Coroação de Espinhos - Hieronymus Bosch

O Self é o que podemos chamar de "Amo Interno", segundo a visão de George Ivanovich Gurdjieff. É a imagem de Deus em nós.


O Self é, ao mesmo tempo, o todo da nossa psique e o centro dela. Ele é o arquétipo central, aquele que o ser humano luta em seu processo de individuação para ficar o mais perto possível.


Ouvir o chamado do SELF, que ocorre muitas vezes na meia idade, é de vital importância para nos tornarmos nós mesmos.


Muitas vezes a pessoa que está na meia idade entra numa crise existencial, pois não sabe seu propósito de vida. O Self chega e lhe envia mensagens que a fazem ter esse questionamento e ir em busca daquilo que realmente veio fazer aqui neste mundo.


Estar em contato com o Self é como estar em contato com o divino e saber que estamos, de fato, respondendo ao chamado do nosso Amo Interno.

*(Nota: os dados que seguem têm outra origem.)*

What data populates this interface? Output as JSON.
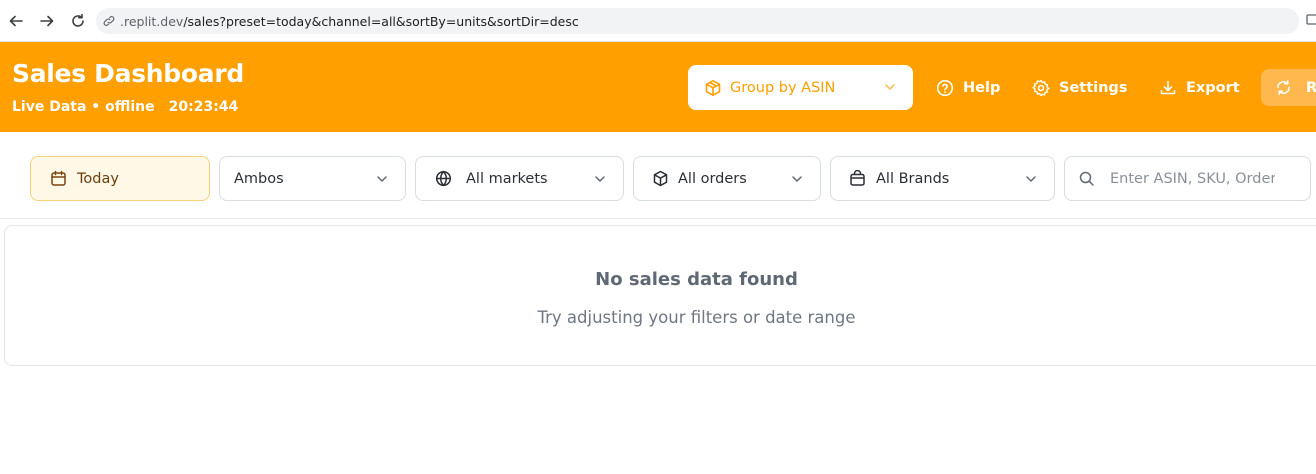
{
  "browser": {
    "url_host": ".replit.dev",
    "url_path": "/sales?preset=today&channel=all&sortBy=units&sortDir=desc"
  },
  "header": {
    "title": "Sales Dashboard",
    "status": "Live Data • offline",
    "time": "20:23:44",
    "group_by_label": "Group by ASIN",
    "help_label": "Help",
    "settings_label": "Settings",
    "export_label": "Export",
    "refresh_label": "R"
  },
  "filters": {
    "date_label": "Today",
    "account_label": "Ambos",
    "markets_label": "All markets",
    "orders_label": "All orders",
    "brands_label": "All Brands",
    "search_placeholder": "Enter ASIN, SKU, Order"
  },
  "empty_state": {
    "title": "No sales data found",
    "subtitle": "Try adjusting your filters or date range"
  },
  "colors": {
    "brand_orange": "#ff9f00",
    "date_filter_bg": "#fff8e6"
  }
}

A imagem de Jesus traz aspectos interessantes do que representa nosso Self: embora ele seja filho e participe da tríade do deus mais poderoso que existe, ele deixou se sacrificar para que a humanidade pudesse ser salva e se arrependesse dos seus pecados. Nosso Self permite ser sacrificado para que a vida possa existir em nós: precisamos aprender muito na nossa existência, estruturar nosso Ego (sermos carpinteiros da nossa jornada), lidar com a Sombra (como Jesus fez com suas tentações), trabalhar o Ânimus/Ânima (Jesus sempre respeitou as mulheres e viu seu potencial próspero), ouvindo os Velhos Sábios (sempre ouviu os conselhos do seu Pai) e jamais deixando de ser a Criança Interior (o menino Jesus nunca perdeu o que a criança tem: esperança).


Porém, em algum momento, é preciso que o Self tome seu devido lugar: Jesus foi sacrificado para ascender aos céus e ser com todo o esplendor a divindade que sempre foi. Nós aprendemos muito pela vida e caminhamos para nossa individuação, assim como Jesus caminhou para a realização do seu destino.